If Adnan S Fakir, a freelance film maker, wanted to build a film-making ‘startup’ while being a university student, he would have never completed Finding Bangladesh documentary with a bunch of volunteers, working with limited resources and almost no external supports. Not only did he finish the film, it was awarded at an international film festival, received recognition locally and encouraged them to make the Finding Bangladesh 2 (the second installation of the series).

If Ovick Alam, a university first year student back in 2010, wanted to follow the ‘startup’ concepts and rule books to build his first company BridgeWee, a preparation center for English medium students to appear at the Dhaka University, DU admission test (first of it’s kind), he would have never accomplished what he eventually did in the next 4 years by becoming a premiere admission coaching center among the English medium students for DU admission.

If Ejaj Ahmad wanted to build a not for profit ‘startup’ after returning with a degree from Harvard, I doubt if BYLC, the first and only premiere leadership institute in Bangladesh, would’ve existed for the past 6 years and still growing strong.

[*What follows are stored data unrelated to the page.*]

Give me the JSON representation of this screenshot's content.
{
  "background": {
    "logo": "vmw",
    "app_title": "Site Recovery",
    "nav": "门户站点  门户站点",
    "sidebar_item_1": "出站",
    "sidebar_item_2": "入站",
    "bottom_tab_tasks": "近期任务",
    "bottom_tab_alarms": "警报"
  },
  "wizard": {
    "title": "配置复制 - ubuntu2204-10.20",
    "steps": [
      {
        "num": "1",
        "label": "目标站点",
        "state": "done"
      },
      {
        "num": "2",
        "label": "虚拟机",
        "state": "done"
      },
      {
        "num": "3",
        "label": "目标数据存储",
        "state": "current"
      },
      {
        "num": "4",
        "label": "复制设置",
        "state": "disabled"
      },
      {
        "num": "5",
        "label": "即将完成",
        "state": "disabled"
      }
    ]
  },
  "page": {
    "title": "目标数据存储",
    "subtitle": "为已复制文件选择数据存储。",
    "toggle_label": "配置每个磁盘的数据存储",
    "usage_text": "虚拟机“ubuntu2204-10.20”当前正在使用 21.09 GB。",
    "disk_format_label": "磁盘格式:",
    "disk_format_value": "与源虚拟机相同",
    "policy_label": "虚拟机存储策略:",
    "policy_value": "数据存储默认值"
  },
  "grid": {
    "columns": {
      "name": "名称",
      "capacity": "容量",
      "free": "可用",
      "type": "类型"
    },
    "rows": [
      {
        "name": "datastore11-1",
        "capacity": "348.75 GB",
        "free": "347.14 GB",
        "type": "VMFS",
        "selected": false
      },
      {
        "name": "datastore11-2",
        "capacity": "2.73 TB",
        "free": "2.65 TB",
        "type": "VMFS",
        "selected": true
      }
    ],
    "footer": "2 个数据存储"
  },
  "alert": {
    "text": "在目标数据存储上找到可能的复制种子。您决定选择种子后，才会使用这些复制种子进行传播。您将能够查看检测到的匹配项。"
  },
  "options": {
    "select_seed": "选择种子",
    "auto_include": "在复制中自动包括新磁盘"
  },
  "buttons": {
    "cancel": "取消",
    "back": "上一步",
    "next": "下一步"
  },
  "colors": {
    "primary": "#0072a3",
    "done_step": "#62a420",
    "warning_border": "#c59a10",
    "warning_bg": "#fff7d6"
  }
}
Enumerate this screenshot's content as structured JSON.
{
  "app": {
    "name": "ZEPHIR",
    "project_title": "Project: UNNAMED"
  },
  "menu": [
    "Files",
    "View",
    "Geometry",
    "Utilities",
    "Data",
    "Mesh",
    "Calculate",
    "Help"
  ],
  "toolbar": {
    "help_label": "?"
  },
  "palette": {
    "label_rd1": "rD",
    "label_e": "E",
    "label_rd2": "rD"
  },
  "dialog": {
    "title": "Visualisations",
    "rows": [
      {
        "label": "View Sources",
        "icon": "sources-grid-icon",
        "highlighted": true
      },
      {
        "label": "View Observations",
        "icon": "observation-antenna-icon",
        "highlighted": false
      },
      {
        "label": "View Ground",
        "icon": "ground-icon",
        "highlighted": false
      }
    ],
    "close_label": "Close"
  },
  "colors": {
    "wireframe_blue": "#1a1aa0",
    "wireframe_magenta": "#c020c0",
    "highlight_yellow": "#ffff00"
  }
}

I can go on and argue about this particular opinion of mine and show enough examples how our ambitions most often cannot be contained within the existing model of launching one’s self or a starting a startup. I have never heard Elon Musk to mention the word startup when talking about his past experiences of building Pay Pal or even ZIP2. I didn’t find Steve Jobs mentioning building a startup when we started Apple or even Pixar, and NeXT in the 80s.

So what’s now for me?

Ever since I got into university 12 years ago, I didn’t stop for a moment to learn beyond my usual scopes of life. Having spent almost 8 years working in 5 different industries throughout my 20s, I had my share of learning, mistakes, and self discovery. But running like a racing horse for the past 12 years taking only 2–3 holidays (I took only 21 days of paid holidays out of 126 in past 6 years!), I felt it was time to take a break and reflect! I needed to decompress, escape from the everyday clutter, enjoy reading, traveling, writing etc before starting my next big endeavor!